Kebijakan pangan yang bias beras memicu kerentanan dan masalah ekologi. Daripada membuka sawah-sawah baru, pemerintah diharapkan mengembangkan pangan lokal yang potensinya berlimpah.
”Kami berulang-ulang mengingatkan, kebijakan pangan kita yang bias beras dan bersifat monokultur memicu banyak soal. Contoh terkini ialah masalah pangan di Asmat, Papua, yang jika dilihat lebih jauh karena tercerabutnya budidaya pangan lokal berbasis sagu,” kata Said Abdullah, Koordinator Nasional Koalisi Rakyat untuk Kedaulatan Pangan, di Jakarta, Minggu (4/2).

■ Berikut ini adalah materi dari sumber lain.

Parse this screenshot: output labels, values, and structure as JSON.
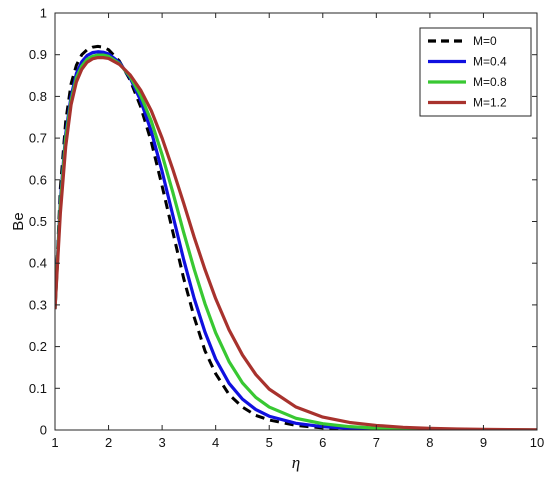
{
  "chart_data": {
    "type": "line",
    "title": "",
    "xlabel": "η",
    "ylabel": "Be",
    "xlim": [
      1,
      10
    ],
    "ylim": [
      0,
      1
    ],
    "xticks": [
      1,
      2,
      3,
      4,
      5,
      6,
      7,
      8,
      9,
      10
    ],
    "yticks": [
      0,
      0.1,
      0.2,
      0.3,
      0.4,
      0.5,
      0.6,
      0.7,
      0.8,
      0.9,
      1
    ],
    "ytick_labels": [
      "0",
      "0.1",
      "0.2",
      "0.3",
      "0.4",
      "0.5",
      "0.6",
      "0.7",
      "0.8",
      "0.9",
      "1"
    ],
    "grid": false,
    "legend_position": "top-right",
    "x": [
      1.0,
      1.1,
      1.2,
      1.3,
      1.4,
      1.5,
      1.6,
      1.7,
      1.8,
      1.9,
      2.0,
      2.2,
      2.4,
      2.6,
      2.8,
      3.0,
      3.2,
      3.4,
      3.6,
      3.8,
      4.0,
      4.25,
      4.5,
      4.75,
      5.0,
      5.5,
      6.0,
      6.5,
      7.0,
      7.5,
      8.0,
      8.5,
      9.0,
      9.5,
      10.0
    ],
    "series": [
      {
        "name": "M=0",
        "color": "#000000",
        "dash": "dashed",
        "values": [
          0.29,
          0.58,
          0.74,
          0.83,
          0.875,
          0.9,
          0.912,
          0.918,
          0.92,
          0.918,
          0.912,
          0.885,
          0.84,
          0.775,
          0.69,
          0.585,
          0.475,
          0.365,
          0.27,
          0.19,
          0.135,
          0.085,
          0.055,
          0.035,
          0.024,
          0.011,
          0.005,
          0.0025,
          0.0012,
          0.0006,
          0.0003,
          0.0002,
          0.0001,
          0.0,
          0.0
        ]
      },
      {
        "name": "M=0.4",
        "color": "#1010e0",
        "dash": "solid",
        "values": [
          0.29,
          0.55,
          0.71,
          0.8,
          0.855,
          0.883,
          0.898,
          0.905,
          0.907,
          0.906,
          0.902,
          0.882,
          0.845,
          0.79,
          0.715,
          0.62,
          0.515,
          0.41,
          0.315,
          0.235,
          0.17,
          0.112,
          0.074,
          0.049,
          0.033,
          0.016,
          0.008,
          0.004,
          0.002,
          0.001,
          0.0005,
          0.0003,
          0.0002,
          0.0001,
          0.0
        ]
      },
      {
        "name": "M=0.8",
        "color": "#38c832",
        "dash": "solid",
        "values": [
          0.29,
          0.54,
          0.7,
          0.79,
          0.845,
          0.873,
          0.889,
          0.896,
          0.899,
          0.899,
          0.896,
          0.879,
          0.848,
          0.802,
          0.74,
          0.66,
          0.57,
          0.475,
          0.385,
          0.303,
          0.233,
          0.164,
          0.113,
          0.078,
          0.055,
          0.028,
          0.015,
          0.008,
          0.0045,
          0.0025,
          0.0014,
          0.0008,
          0.0005,
          0.0003,
          0.0002
        ]
      },
      {
        "name": "M=1.2",
        "color": "#a8322d",
        "dash": "solid",
        "values": [
          0.29,
          0.52,
          0.68,
          0.78,
          0.835,
          0.865,
          0.882,
          0.89,
          0.893,
          0.893,
          0.891,
          0.877,
          0.852,
          0.815,
          0.765,
          0.7,
          0.625,
          0.545,
          0.462,
          0.385,
          0.315,
          0.24,
          0.18,
          0.133,
          0.098,
          0.055,
          0.031,
          0.018,
          0.011,
          0.0065,
          0.004,
          0.0025,
          0.0015,
          0.0009,
          0.0005
        ]
      }
    ]
  }
}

Pemerintah harus kembali pada kebijakan pangan berbasis keberagaman sumber lokal dan menghentikan obsesi untuk mengejar swasembada beras. ”Kebijakan pangan harus berperspektif Nusantara dan berbasis keragaman agroekologi. Tidak semua wilayah cocok untuk beras, secara ekologi ataupun budaya,” ujarnya.
ADVERTISEMENT
SCROLL TO RESUME CONTENT
Said mengatakan, kebijakan pangan nasional yang bias beras terlihat dari rencana cetak sawah baru yang saat ini digalakkan di sejumlah daerah, terutama di luar Jawa. Berdasarkan pantauan Kompas, pembukaan sawah baru kebanyakan di luar Jawa, termasuk di kawasan timur, seperti Kalimantan, Papua, Maluku, dan Nusa Tenggara Timur.
KOMPAS/AHMAD ARIF–Aneka umbi-umbian dijajakan di pasar tradisional Waingapu, ibu kota Sumba Timur, Nusa Tenggara Timur, Kamis (1/2). Keragaman pangan lokal saat ini semakin tergusur oleh kebijakan nasional yang bias beras.
Di Kabupaten Sumba Timur, misalnya, pencetakan sawah baru dilakukan di Desa Pinduharani, Kecamatan Tabundung, dengan mengerahkan aparat militer. ”Kalau dipaksakan untuk swasembada beras, untuk Pulau Sumba jelas tidak mungkin. Lahan yang cocok untuk sawah di Sumba sangat terbatas karena kondisi iklim yang kering,” kata Stephanus Makambombu, Direktur Stimulant Institute Sumba.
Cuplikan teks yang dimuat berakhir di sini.